Methods: Using PCR, DHPLC, and direct DNA sequencing, comprehensive open reading frame/splice site mutational analysis of all 112 translated exons of SCN5A (BrS1), GPD1L (BrS2), CACNA1C (BrS3), CACNB2B (BrS4), SCN1B (BrS5), SCN3B (BrS6), KCNE3 (BrS7), and KCNJ8 (BrS8) was performed in 106 unrelated BrS patients (89 males, average age = 43 ±14 years, 96% Caucasian, 30% with spontaneous type 1 BrS ECG). DNA from 600 ostensibly healthy controls (500 Caucasians and 100 African Americans) was obtained from the Coriel Cell Repository and the European Collection of Cell Cultures (ECACC).

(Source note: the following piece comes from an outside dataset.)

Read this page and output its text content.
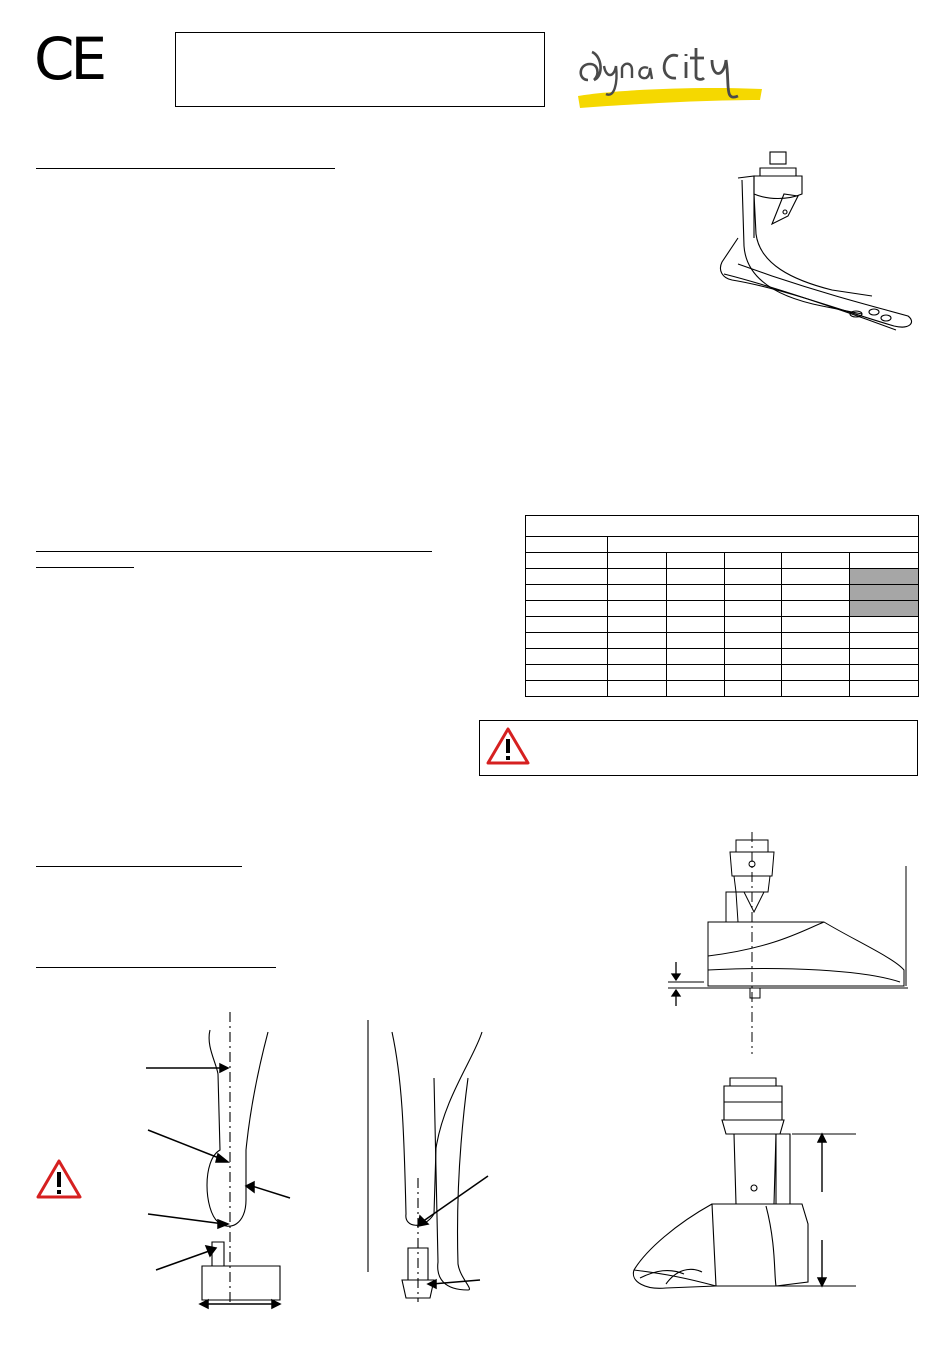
CE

Results: Overall, 23/106 (21.7%) of BrS cases had a putative BrS1-8 mutation with the majority (83%) being BrS1-associated mutations in SCN5A. Nineteen patients (18%) hosted one of 18 unique BrS1-associated mutations including 12 missense mutations, 5 nonsense mutations, and 1 splice site mutation. Only, 4 (3 novel) unique mutations [1 in GPD1L (F215Y), 1 in CACNA1C (R2086Q) 1 in CACNB2B (E499D), and 1 in KCNJ8 (S422L)], absent in 600 controls, were identified in 4 (3.7%) patients.
Conclusion: Except for BrS1, the other BrS-susceptibility genes are indeed minor providing a putative pathogenic explanation for <4% of this BrS cohort. While previous reports have suggested that mutations in CACNA1C (BrS3) and CACNB2B (BrS4) alone may account for as much as 10% of BrS cases overall, we identified only a single CACNA1C-positive and a single CACNB2-positive case. Given the relative rarity of BrS2-8 genotypes, we suggest GPD1L-BrS rather than BrS2 as a more informative naming system for all minor BrS-susceptibility genes. Still, >70% of BrS remains genetically elusive.
- © 2010 by American Heart Association, Inc.